Machining Curved Crown Moulding

Pros describe how they manufacture small runs of crown moulding to curve around outside corners. November 8, 2008

Question
Our shop already makes all of our own crown molding and arched crown on a tilting molder. I am trying to figure out the best and safest way to make this crown. I was thinking on a tilting shaper but I really don't like the idea of a 6" tall molding head just out in the open. Any other ideas?

Responses
(Architectural Woodworking Forum)
From contributor T:
In my furniture world, I turn the profile on a lathe and then segment the turning as needed. In some cases it might be turned with the larger diameter away from the face plate.



From contributor C:
Assuming you don't have a CNC router, there are a couple of ways to handle it. Probably the easiest is to outsource to someone who does curved mouldings as their business. Or you can try to match it with a flexi-moulding - there was a discussion about it recently.

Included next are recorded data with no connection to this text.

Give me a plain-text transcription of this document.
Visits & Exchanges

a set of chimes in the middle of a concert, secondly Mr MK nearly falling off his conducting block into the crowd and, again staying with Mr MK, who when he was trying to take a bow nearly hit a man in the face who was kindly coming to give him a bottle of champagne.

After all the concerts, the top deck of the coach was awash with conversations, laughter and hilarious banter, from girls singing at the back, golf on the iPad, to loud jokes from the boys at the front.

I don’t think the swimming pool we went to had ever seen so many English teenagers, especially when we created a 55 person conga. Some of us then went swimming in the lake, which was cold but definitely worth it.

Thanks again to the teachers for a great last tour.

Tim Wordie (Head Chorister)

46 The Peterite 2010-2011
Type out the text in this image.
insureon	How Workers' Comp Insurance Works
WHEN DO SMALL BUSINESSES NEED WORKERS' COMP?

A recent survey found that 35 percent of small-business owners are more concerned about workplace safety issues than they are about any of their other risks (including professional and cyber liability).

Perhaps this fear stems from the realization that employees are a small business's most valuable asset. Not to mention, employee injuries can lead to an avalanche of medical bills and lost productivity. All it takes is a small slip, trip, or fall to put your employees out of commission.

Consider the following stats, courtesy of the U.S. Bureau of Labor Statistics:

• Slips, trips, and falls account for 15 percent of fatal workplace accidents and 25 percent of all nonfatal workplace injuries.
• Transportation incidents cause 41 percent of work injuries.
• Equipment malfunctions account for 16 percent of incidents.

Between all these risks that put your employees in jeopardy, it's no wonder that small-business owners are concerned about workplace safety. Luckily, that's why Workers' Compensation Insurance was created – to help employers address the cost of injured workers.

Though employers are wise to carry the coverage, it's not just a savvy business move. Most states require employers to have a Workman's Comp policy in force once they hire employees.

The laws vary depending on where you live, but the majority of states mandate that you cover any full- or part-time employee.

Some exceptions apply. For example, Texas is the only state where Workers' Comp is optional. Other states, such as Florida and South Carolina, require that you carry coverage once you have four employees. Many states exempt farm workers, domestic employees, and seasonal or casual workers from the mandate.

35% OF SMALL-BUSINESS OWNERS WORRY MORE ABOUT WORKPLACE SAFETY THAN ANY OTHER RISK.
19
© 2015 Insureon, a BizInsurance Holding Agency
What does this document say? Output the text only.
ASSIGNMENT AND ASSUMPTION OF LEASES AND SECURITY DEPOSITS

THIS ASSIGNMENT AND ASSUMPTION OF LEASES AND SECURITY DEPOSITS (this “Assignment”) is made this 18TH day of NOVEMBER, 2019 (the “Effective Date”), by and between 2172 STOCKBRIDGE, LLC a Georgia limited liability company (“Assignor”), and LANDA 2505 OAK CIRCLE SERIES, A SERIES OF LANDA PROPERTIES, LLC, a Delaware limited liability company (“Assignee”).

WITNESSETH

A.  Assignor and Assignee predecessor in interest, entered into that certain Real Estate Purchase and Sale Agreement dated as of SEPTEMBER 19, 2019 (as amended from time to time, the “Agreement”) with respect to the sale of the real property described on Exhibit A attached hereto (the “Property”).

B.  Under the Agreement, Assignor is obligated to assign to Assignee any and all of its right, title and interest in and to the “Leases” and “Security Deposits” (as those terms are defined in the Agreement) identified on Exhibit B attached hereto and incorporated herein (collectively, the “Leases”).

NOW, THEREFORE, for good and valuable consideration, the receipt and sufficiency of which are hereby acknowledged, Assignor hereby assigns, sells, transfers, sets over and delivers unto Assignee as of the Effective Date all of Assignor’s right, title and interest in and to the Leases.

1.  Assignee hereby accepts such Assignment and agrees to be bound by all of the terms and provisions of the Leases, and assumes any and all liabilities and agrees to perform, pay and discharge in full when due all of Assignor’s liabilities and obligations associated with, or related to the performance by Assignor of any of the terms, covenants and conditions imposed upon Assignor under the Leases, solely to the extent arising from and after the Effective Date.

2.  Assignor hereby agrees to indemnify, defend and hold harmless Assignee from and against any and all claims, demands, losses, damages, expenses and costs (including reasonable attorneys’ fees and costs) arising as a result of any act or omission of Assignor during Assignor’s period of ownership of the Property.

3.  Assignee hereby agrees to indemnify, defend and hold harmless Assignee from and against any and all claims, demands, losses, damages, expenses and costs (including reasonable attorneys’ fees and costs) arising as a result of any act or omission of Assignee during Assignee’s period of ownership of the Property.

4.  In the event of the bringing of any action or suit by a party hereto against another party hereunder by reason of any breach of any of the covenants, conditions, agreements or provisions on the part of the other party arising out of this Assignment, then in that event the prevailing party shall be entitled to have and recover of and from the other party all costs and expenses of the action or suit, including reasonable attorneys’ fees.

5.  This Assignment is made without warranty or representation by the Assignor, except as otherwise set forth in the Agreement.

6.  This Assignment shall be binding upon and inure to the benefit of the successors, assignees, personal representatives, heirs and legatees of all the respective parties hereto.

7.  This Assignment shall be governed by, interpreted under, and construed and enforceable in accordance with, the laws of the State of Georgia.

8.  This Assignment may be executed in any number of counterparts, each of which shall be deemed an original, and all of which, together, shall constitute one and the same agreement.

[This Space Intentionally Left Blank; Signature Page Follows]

Until getting a CNC, I handled it as contributor C is suggesting on a lathe. I built a corrugated back knife holder with a shaft on it that I could mount in the tool rest base, and a leadscrew to feed the carriage with the knife into the work. After roughing the face angle onto the blank, I could then feed the knife into the face and cut an exact match profile to the linear moulding I had run as I was using the same knife I had used in the moulder. I don't think I ever tried it other than on the face mill side (Delta DL40 lathe).

Of course this has limitations as far as sizes. I don't think I ever did anything over 3' diameter, mostly because I never had a need, and over 4-4.5" face is a lot of torque, but I think I ran a 5.25" once or twice, slowly. A good turner with a standalone tool rest and steady hand might be able to make up to whatever size the lathe will spin. Then it's just a matter of cutting out the section you need. Even now with the CNC, the profile may need to be split in order to machine it and then joined to form the full piece.



From contributor B:
The best method for making this is going to depend upon the radius. We run all our curved crown that has a 12" or larger radius on our tilting moulder. For profiles over about a 7" to 7 1/2" face size we will run them in upper and lower sections, treating them as separate crown mouldings. Then we will glue the two layers together to make the single large moulding after both sections are profiled. We will try to make this break at an inside corner of the profile but this is not necessary.

For crowns with a radius smaller than 12" we will either use our 3D software on the CNC or send the project to a lathe specialty shop. I've run curved crown mouldings on our shaper in the past. However, after one knife breaking incident, I was done with that. Talk about a knot in the pit of your stomach... very scary. However, I'll take a knot in my stomach over a piece of steel any day!



From contributor L:
We run them on a very heavy tilting shaper. A sub table has the curve CNC routed into it as a full circle for parts up to about 5' in diameter. The CNC router then cuts a matching MDF carrier to match the curve and the projected profile. The glued up blank is screwed to the carrier and the back face is run on a straight spindle shaper so that it fits the backup blocks on the carrier that will run on the tilt shaper carrier board. We mount a power feed and remove all but two wheels so that it can feed (down) on the backup block. No way I would try this without a power feed and a very trapped setup. But, as setup, it runs very smoothly with no vibration (the shaper weighs 2050 lbs.) Wax everything, move the spindle to an angle that will just kiss the crown on the first pass. The molder head is almost fully enclosed with a guard. The carrier and blank are fed around and around the track about 5 passes (changing the tilt each pass), with the spindle being brought to 38 degrees for the last pass where we make a change of only 1 degree (the profile is run upside down). It works better than I had expected with very few blowouts and an exact match to the molding that comes off the molder (run the same head on the molder).

We've run them on the CNC router and it works okay, but there is more sanding required and some blending where it joins the straight parts. We bought the heavy tilt shaper just to run curved crown, so it is left set up for that. We run both inside and outside curves on it much the same way, just have to move the power feed to a different location and change the enclosure around the head. We have a couple of items that we sell that use the same curve every time so it was worth the setup/learning curve. The knives need to go back to the grinder fairly often to keep them as sharp as possible since you are cutting against the grain part of the time. Given a little practice and some fooling around you can do a lot with a shaper and a feed. For one-offs that are not a true radius, we run them on the router - usually set up just before we go to dinner and let it run since it takes quite a bit of time to do the very fine passes for the last cut. I'll come back to the shop later in the evening to check on it and make sure everything is shut down okay. If we had a 5 axis machine it would be a lot faster.